When he first began designing Under Falling Skies, Tomáš Uhlíř was inexperienced in solo games. In a short interview, he described what it was like stepping into a new field.
“I originally designed Under Falling Skies for the nine-card nanogame print-and-play contest. […] I was not that much into solo gaming back then, to be honest.” But Uhlíř’s design understood the unique challenges of solo games perfectly. “I wanted to design a game that I would enjoy, one where you would be playing and making interesting decisions all the time instead of managing some kind of artificial opponent.”
Under Falling Skies was both a critical and financial success for CGE, proving that solo games could survive outside of the micro communities that first spawned them. Although indie designers remain the lifeblood of the hobby, CGE showed that larger companies could take a risk on games outside of their usual remit.
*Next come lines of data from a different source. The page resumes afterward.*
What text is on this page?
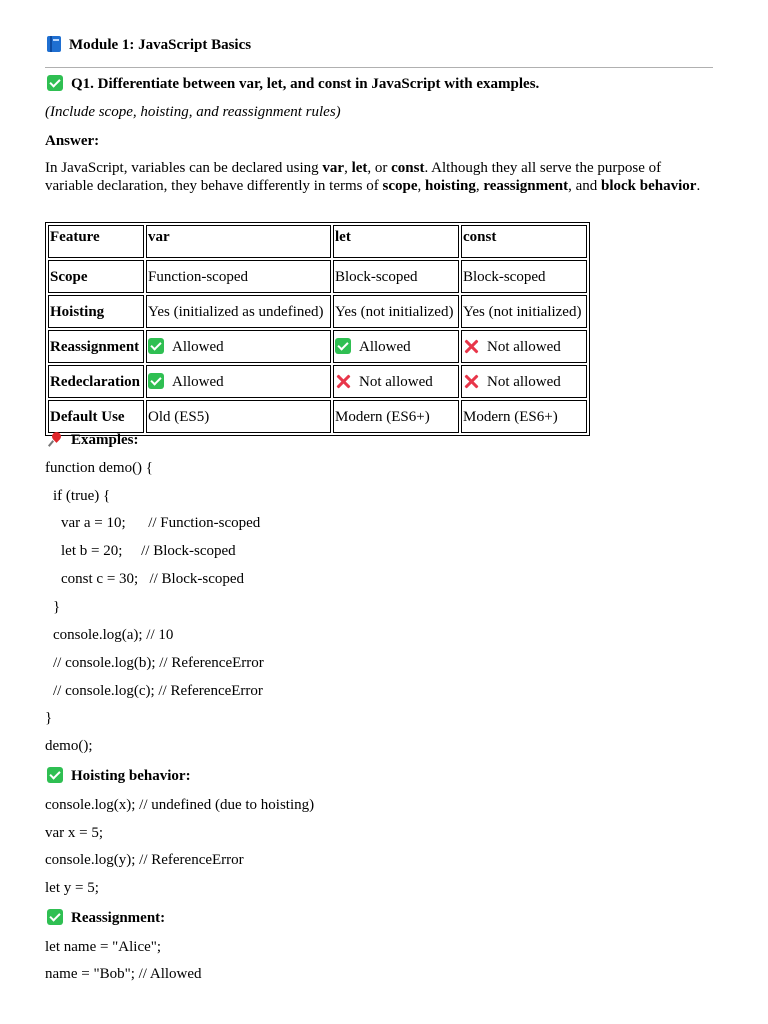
Module 1: JavaScript Basics
Q1. Differentiate between var, let, and const in JavaScript with examples.
(Include scope, hoisting, and reassignment rules)
Answer:
In JavaScript, variables can be declared using var, let, or const. Although they all serve the purpose of variable declaration, they behave differently in terms of scope, hoisting, reassignment, and block behavior.
Feature	var	let	const
Scope	Function-scoped	Block-scoped	Block-scoped
Hoisting	Yes (initialized as undefined)	Yes (not initialized)	Yes (not initialized)
Reassignment	Allowed	Allowed	Not allowed
Redeclaration	Allowed	Not allowed	Not allowed
Default Use	Old (ES5)	Modern (ES6+)	Modern (ES6+)
Examples:
function demo() {
if (true) {
var a = 10;      // Function-scoped
let b = 20;     // Block-scoped
const c = 30;   // Block-scoped
}
console.log(a); // 10
// console.log(b); // ReferenceError
// console.log(c); // ReferenceError
}
demo();
Hoisting behavior:
console.log(x); // undefined (due to hoisting)
var x = 5;
console.log(y); // ReferenceError
let y = 5;
Reassignment:
let name = "Alice";
name = "Bob"; // Allowed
The idea of thousands of new fans playing games on their own may seem a lonely prospect, but the fans and designers I spoke with all noted the incredible community that had emerged through lockdown. Subreddits, forums, and blogs all grew in lockdown as a new community sprang out of the same desire for that mindful flow state described by so many.
Uhlíř told me that despite the singular nature of the hobby, a vibrant community unites its fans. “Solo gamers may prefer to play games alone, but otherwise they are usually much more involved. […] I found these solo communities one of the friendliest and most welcoming around.”
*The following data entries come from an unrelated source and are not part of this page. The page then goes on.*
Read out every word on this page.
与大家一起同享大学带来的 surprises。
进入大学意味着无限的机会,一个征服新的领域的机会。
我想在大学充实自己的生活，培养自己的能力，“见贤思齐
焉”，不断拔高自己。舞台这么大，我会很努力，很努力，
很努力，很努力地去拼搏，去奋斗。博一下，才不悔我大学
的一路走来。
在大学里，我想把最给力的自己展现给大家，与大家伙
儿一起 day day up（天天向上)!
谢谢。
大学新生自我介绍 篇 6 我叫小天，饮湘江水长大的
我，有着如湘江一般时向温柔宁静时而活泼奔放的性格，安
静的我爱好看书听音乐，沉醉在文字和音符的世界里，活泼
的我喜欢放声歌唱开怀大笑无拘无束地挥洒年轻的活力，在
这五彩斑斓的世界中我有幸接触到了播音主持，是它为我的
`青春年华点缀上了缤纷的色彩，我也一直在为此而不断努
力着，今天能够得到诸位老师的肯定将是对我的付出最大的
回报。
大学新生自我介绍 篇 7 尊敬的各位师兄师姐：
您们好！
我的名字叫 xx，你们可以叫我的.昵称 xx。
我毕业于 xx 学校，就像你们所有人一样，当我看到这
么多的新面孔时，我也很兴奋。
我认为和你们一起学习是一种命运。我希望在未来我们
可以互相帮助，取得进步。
In a world filled with distraction and instant gratification, the rise of solo games proves that offline and analog still hold a place in our world. As the community grows, the hobby within a hobby is beginning to forge its own path. With new designers bringing fresh and innovative ideas, solo games are breaking free from their multiplayer counterparts, forging a path into something unique. Though it took a pandemic to bring solo games to their greatest height, the hobby, and its passionate fan base, are here to stay.